Tout récemment, la Cour suprême de Corée du Sud, saisie par une soixantaine de plaignants mineurs appuyés par leurs parents, a enjoint l’État à modifier la loi en créant des objectifs annuels de réduction des émissions de gaz à effet de serre, en vue d’atteindre la neutralité carbone en 2050 (Do-Hyun Kim vs Corée du Sud, août 2024). Des jugements similaires ont aussi été rendus dans des pays du ‘Sud’ : Leghari vs Pakistan (2015), DeJusticia vs Colombie (2018).
« Près de 250.000 décès supplémentaires par an »
À chaque fois, les juges expriment deux arguments principaux : les droits fondamentaux des plaignants, garantis par les constitutions nationales ou par des chartes continentales de droits humains, sont mis en danger par les conséquences du changement climatique, notamment leur droit à la vie et celui de vivre dans un environnement sain ; les États sont par ailleurs engagés dans des accords internationaux qu’ils sont tenus de respecter.
Il y a un an, l’Organisation mondiale de la santé (OMS) rappelait que le changement climatique se traduit chaque année par des dizaines de milliers de morts, avec des « estimations prudentes » se montant entre 2030 et 2050 à « près de 250.000 décès supplémentaires par an ». « Le coût des dommages directs pour la santé se situe entre 2 et 4 milliards de dollars US par an d’ici 2030 », selon l’OMS. Cela souligne le lien effectif entre changements climatiques et remise en cause du droit humain à la vie, et fait écho à la question du financement de la nécessaire adaptation aux changements climatiques posée par la COP29 – notamment dans les pays du Sud les plus pauvres et les plus impactés, alors que les pays du Nord restent les plus responsables du fait de leurs émissions historiques de gaz à effet de serre. Ce déséquilibre des responsabilités reste au cœur des négociations.
Les juridictions internationales au chevet du climat
Lorsque les plaignants des recours climat sont déboutés à l’échelle nationale, ils peuvent se tourner vers des juridictions supranationales. C’est ce qu’a fait, avec succès, l’association des Aînées pour le climat suisse avec un jugement historique (KlimaSeniorinnen vs Suisse, 2024).

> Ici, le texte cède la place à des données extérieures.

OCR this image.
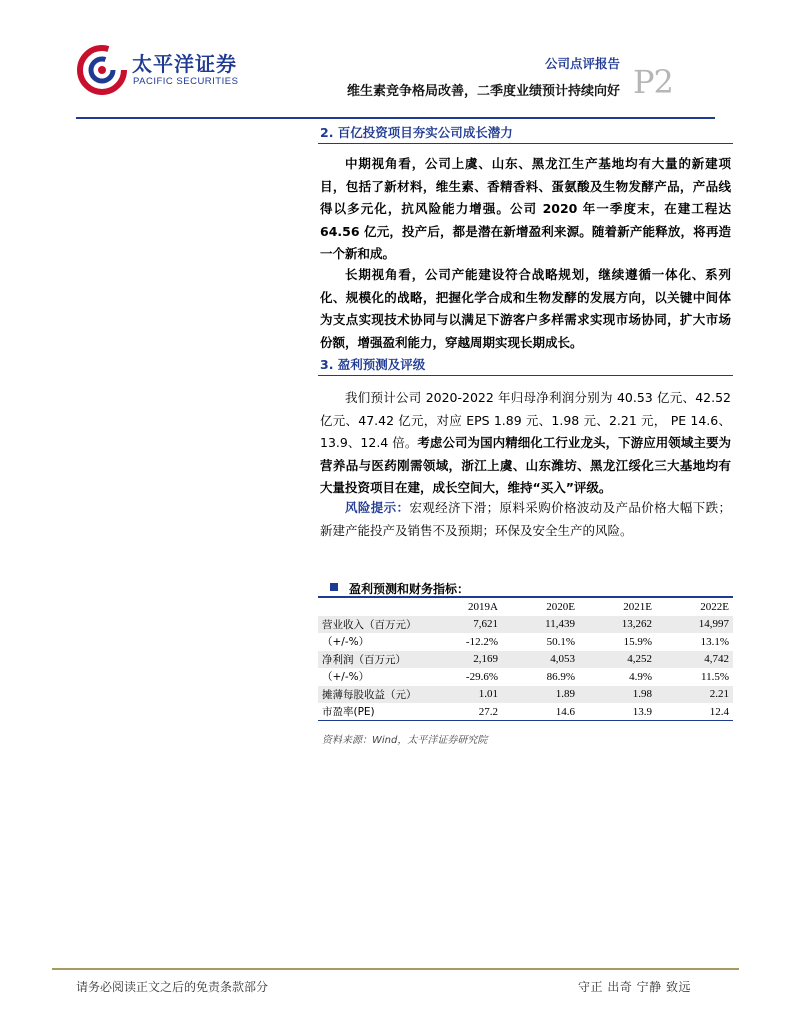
太平洋证券
PACIFIC SECURITIES
公司点评报告
维生素竞争格局改善，二季度业绩预计持续向好 P2
2. 百亿投资项目夯实公司成长潜力

中期视角看，公司上虞、山东、黑龙江生产基地均有大量的新建项目，包括了新材料，维生素、香精香料、蛋氨酸及生物发酵产品，产品线得以多元化，抗风险能力增强。公司 2020 年一季度末，在建工程达 64.56 亿元，投产后，都是潜在新增盈利来源。随着新产能释放，将再造一个新和成。

长期视角看，公司产能建设符合战略规划，继续遵循一体化、系列化、规模化的战略，把握化学合成和生物发酵的发展方向，以关键中间体为支点实现技术协同与以满足下游客户多样需求实现市场协同，扩大市场份额，增强盈利能力，穿越周期实现长期成长。

3. 盈利预测及评级

我们预计公司 2020-2022 年归母净利润分别为 40.53 亿元、42.52 亿元、47.42 亿元，对应 EPS 1.89 元、1.98 元、2.21 元， PE 14.6、13.9、12.4 倍。考虑公司为国内精细化工行业龙头，下游应用领域主要为营养品与医药刚需领域，浙江上虞、山东潍坊、黑龙江绥化三大基地均有大量投资项目在建，成长空间大，维持“买入”评级。

风险提示：宏观经济下滑；原料采购价格波动及产品价格大幅下跌；新建产能投产及销售不及预期；环保及安全生产的风险。

盈利预测和财务指标：
	2019A	2020E	2021E	2022E
营业收入（百万元）	7,621	11,439	13,262	14,997
（+/-%）	-12.2%	50.1%	15.9%	13.1%
净利润（百万元）	2,169	4,053	4,252	4,742
（+/-%）	-29.6%	86.9%	4.9%	11.5%
摊薄每股收益（元）	1.01	1.89	1.98	2.21
市盈率(PE)	27.2	14.6	13.9	12.4
资料来源：Wind，太平洋证券研究院
请务必阅读正文之后的免责条款部分	守正 出奇 宁静 致远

En avril 2024, elle a obtenu devant la Cour européenne des droits de l’homme (CEDH) ce que la justice suisse lui a refusé par trois fois entre 2017 et 2020 : la reconnaissance que les objectifs nationaux de réduction des émissions devraient être quantifiés de façon plus ambitieuse et plus précise, incluant des « limites nationales » et un « budget carbone ».
Pour la première fois, la CEDH condamne un État, la Suisse, pour inaction climatique. Et cet arrêt est juridiquement contraignant : il fait l’objet d’un suivi par le Comité des ministres du Conseil de l’Europe, lequel peut exiger de la Suisse une application rigoureuse, avant de classer le dossier. Surtout, au-delà de la seule Suisse, il devrait faire jurisprudence pour les 46 États membres du Conseil de l’Europe, soit près du quart des participants à la COP29.

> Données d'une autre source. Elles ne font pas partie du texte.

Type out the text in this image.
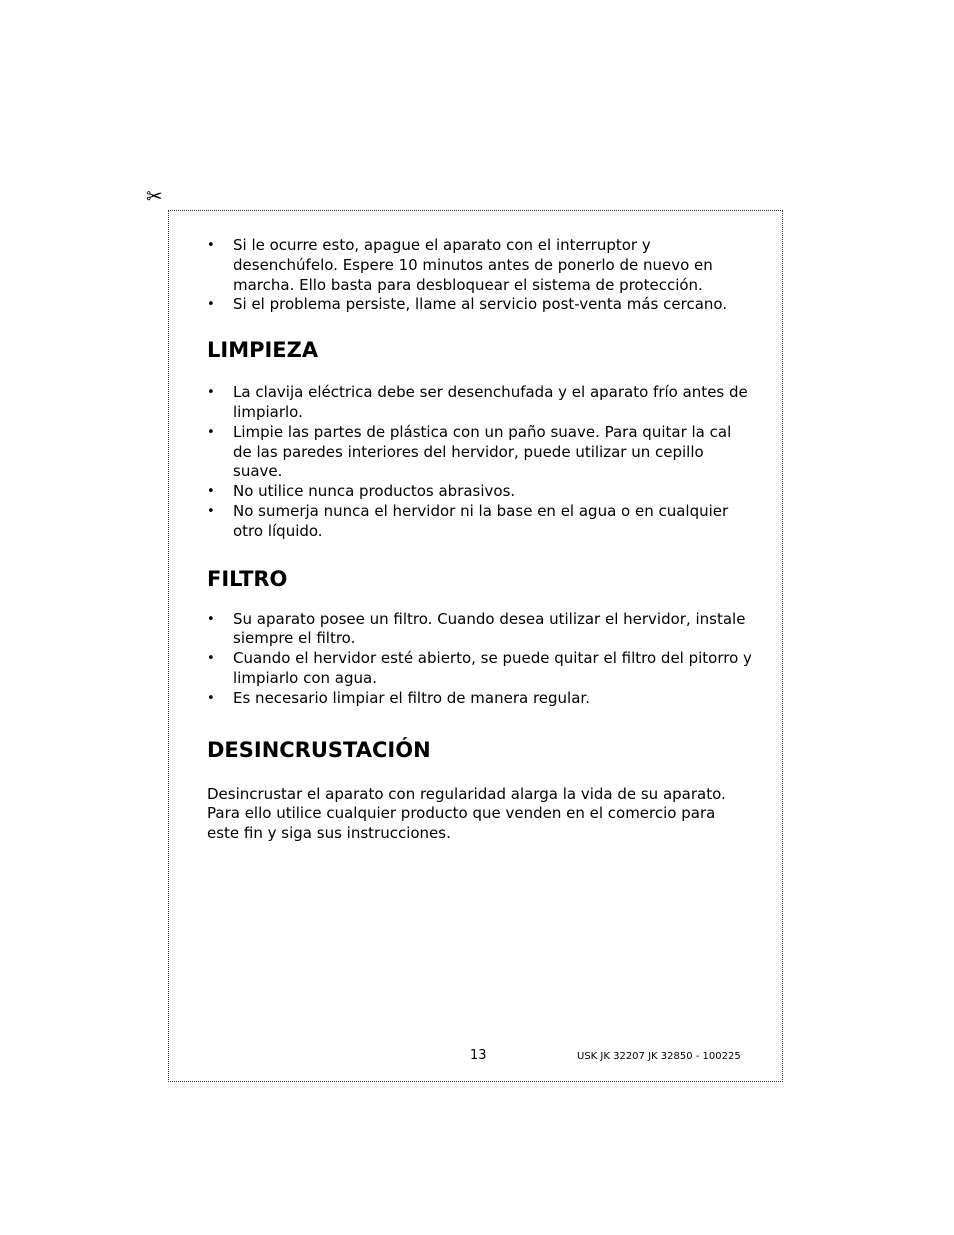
✂
• Si le ocurre esto, apague el aparato con el interruptor y desenchúfelo. Espere 10 minutos antes de ponerlo de nuevo en marcha. Ello basta para desbloquear el sistema de protección.
• Si el problema persiste, llame al servicio post-venta más cercano.
LIMPIEZA
• La clavija eléctrica debe ser desenchufada y el aparato frío antes de limpiarlo.
• Limpie las partes de plástica con un paño suave. Para quitar la cal de las paredes interiores del hervidor, puede utilizar un cepillo suave.
• No utilice nunca productos abrasivos.
• No sumerja nunca el hervidor ni la base en el agua o en cualquier otro líquido.
FILTRO
• Su aparato posee un filtro. Cuando desea utilizar el hervidor, instale siempre el filtro.
• Cuando el hervidor esté abierto, se puede quitar el filtro del pitorro y limpiarlo con agua.
• Es necesario limpiar el filtro de manera regular.
DESINCRUSTACIÓN

Desincrustar el aparato con regularidad alarga la vida de su aparato. Para ello utilice cualquier producto que venden en el comercio para este fin y siga sus instrucciones.

13	USK JK 32207 JK 32850 - 100225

D’autres juridictions internationales s’intéressent aux changements climatiques. Le 21 mai dernier, saisi par la Commission des petits États insulaires sur le changement climatique et le droit international (situés essentiellement dans l’océan Pacifique et la mer des Caraïbes), le Tribunal international sur le droit de la mer a rendu un avis reconnaissant les émissions de gaz à effet de serre comme une pollution massive des milieux marins. Selon lui, les États ont obligation de réduire leurs émissions afin de maîtriser leur impact sur ces milieux. Il souligne l’obligation d’assistance technique et financière des États les plus responsables des changements climatiques envers les États en développement, en vue de protéger et restaurer les écosystèmes marins.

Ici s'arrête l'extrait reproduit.